Senate Bill 70 — an emergency bill that went into effect the moment O’Malley lifted his pen from paper on Thursday — relaxes some restrictions and makes technical changes to the state’s signature venture capital program. The changes are expected to help attract interest from private venture firms, some of which had balked at taking money from the program.

With the changes, four venture capital firms — which were waiting for SB 70 to become law — should soon receive money from the state. Another firm is expected to be approved this month, said Thomas S. Dann, managing director of the Maryland Venture Fund.

“What it did was remove potential roadblocks,” Dann said Thursday.

Some firms had been concerned about the state’s requirement that they invest money in companies operating in Maryland, because that could force them to bend their business plan, making investments that they might not otherwise.

To solve that problem, the firms proposed creating a “sidecar fund” in which the state would put its money. SB 70 authorizes the state to invest in such a fund.

Private firms selected by the state are supposed to invest $56 million of the total $84 million InvestMaryland fund, with the state investing the remainder. The money was raised through an online auction of insurance premium tax credits in March 2012. Ten companies with operations in Maryland bid on the credits, which will become available in 2015.

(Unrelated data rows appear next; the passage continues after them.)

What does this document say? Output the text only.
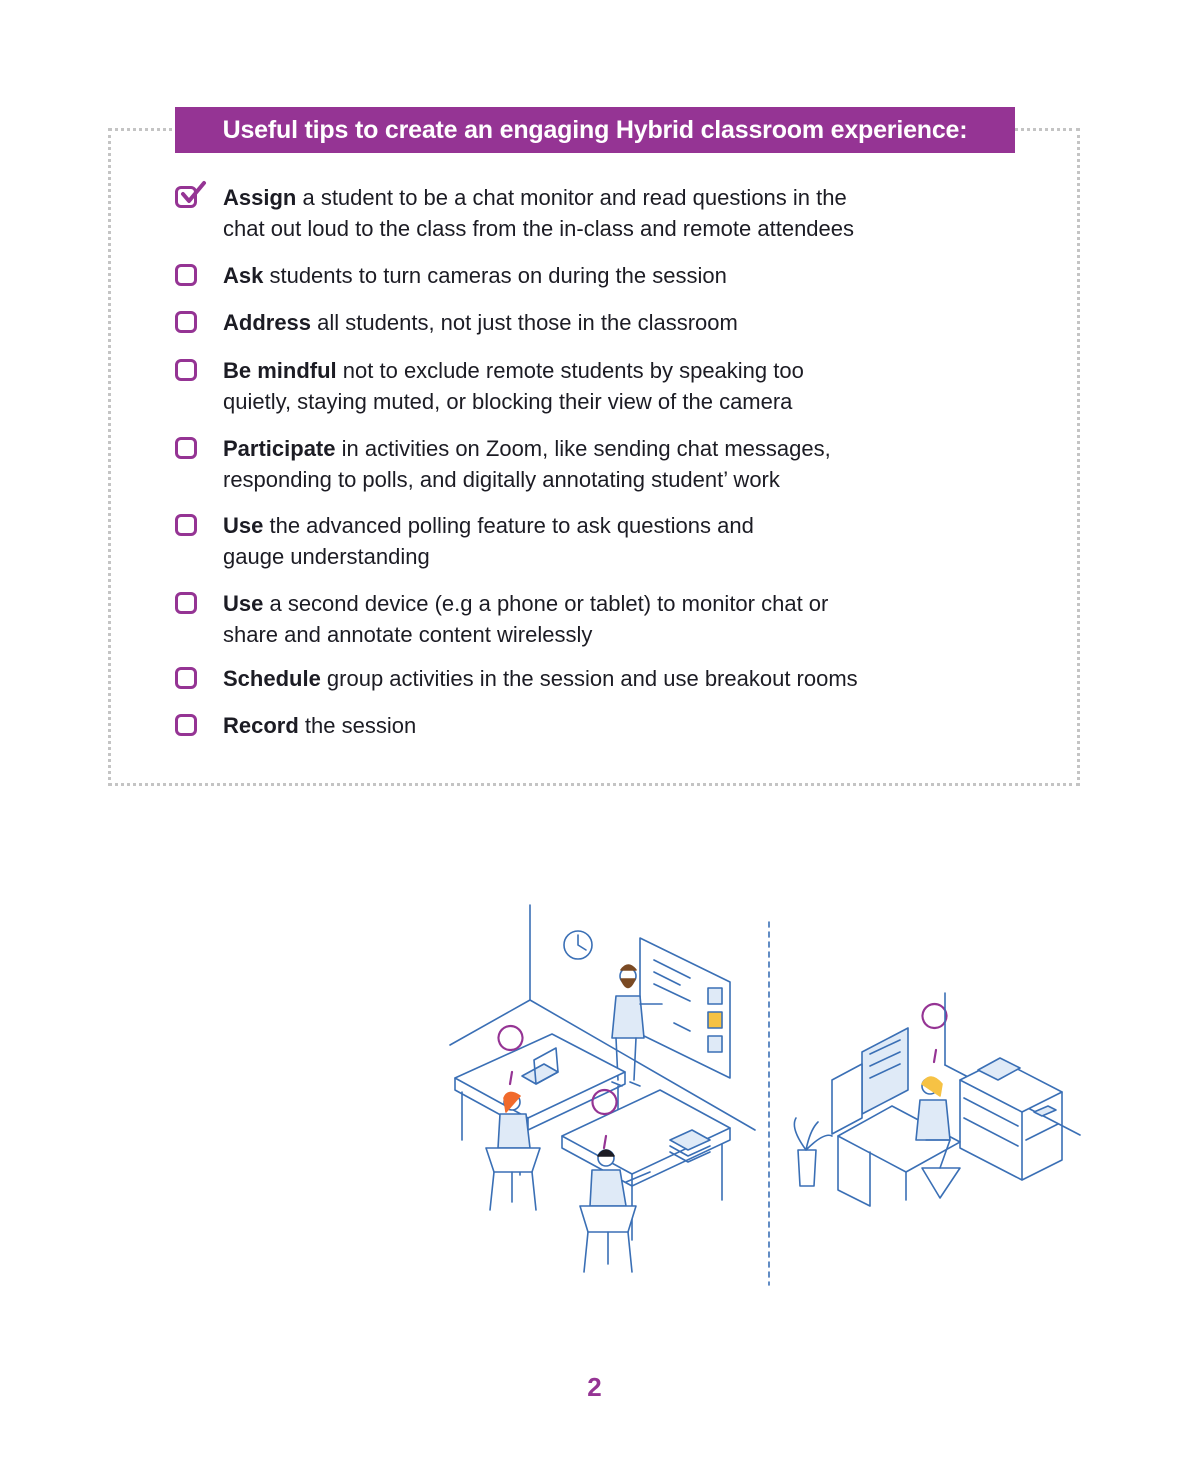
Useful tips to create an engaging Hybrid classroom experience:
Assign a student to be a chat monitor and read questions in the
chat out loud to the class from the in-class and remote attendees
Ask students to turn cameras on during the session
Address all students, not just those in the classroom
Be mindful not to exclude remote students by speaking too
quietly, staying muted, or blocking their view of the camera
Participate in activities on Zoom, like sending chat messages,
responding to polls, and digitally annotating student’ work
Use the advanced polling feature to ask questions and
gauge understanding
Use a second device (e.g a phone or tablet) to monitor chat or
share and annotate content wirelessly
Schedule group activities in the session and use breakout rooms
Record the session
2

The Department of Business and Economic Development estimates that investments will ultimately be made in 40 to 80 companies a year. State investments will be made in startup firms where there is more risk, while the private venture capitalists will target more mature, early and growth-stage companies.

With the changes, Dann said he expected all but about $5 million of the $56 million allocation for private firms to be awarded to private venture funds this summer. The changes couldn’t come soon enough, he said.

“My request was for the first [bill] signing,” Dann said. “There’s been no negative impact from the delay.”

The bill came under fire in the final days of the General Assembly when some Republicans in the House of Delegates criticized InvestMaryland, saying it was a bad sign the program — created during the 2011 legislative session — already needed tweaks in order to be successful.

Dominick E. Murray, DBED secretary, said InvestMaryland would now be able to operate as originally intended.

“You want to make it easy for us to make these investments,” Murray said. “It’s an important program for us to help small businesses, startups.”

Hundreds of other bills were also signed into law Thursday during the third ceremonial signing since the legislature adjourned its annual 90-day session. Included on the lengthy list was a new $2 million credit for investors in cybersecurity companies, an expansion of early voting, a law redirecting some gas tax revenue to the Waterway Improvement Fund while capping the vessel excise tax and a measure authorizing a medical marijuana program.

“There’s all sort of opportunity on the horizon,” O’Malley said.

The day’s headliner was legislation that repealed Maryland’s death penalty. With hundreds of supporters in attendance, O’Malley — seated between Senate President Thomas V. Mike Miller Jr. and House Speaker Michael E. Busch — signed that bill first, making Maryland the 18th state to abolish capital punishment.

Six groups of lawmakers and advocates posed for photos at the ceremonial bill signing. NAACP President Benjamin Todd Jealous raised his fist into the air when O’Malley thanked him for his lobbying efforts. Others happily accepted souvenir pens from the signing.

Other significant legislation from the legislature’s 2013 session has still not been signed, including one bill that would phase in a gas tax increase that is expected to generate $600 million annually for transportation projects and another that would give Maryland’s some of the nation’s toughest gun control laws.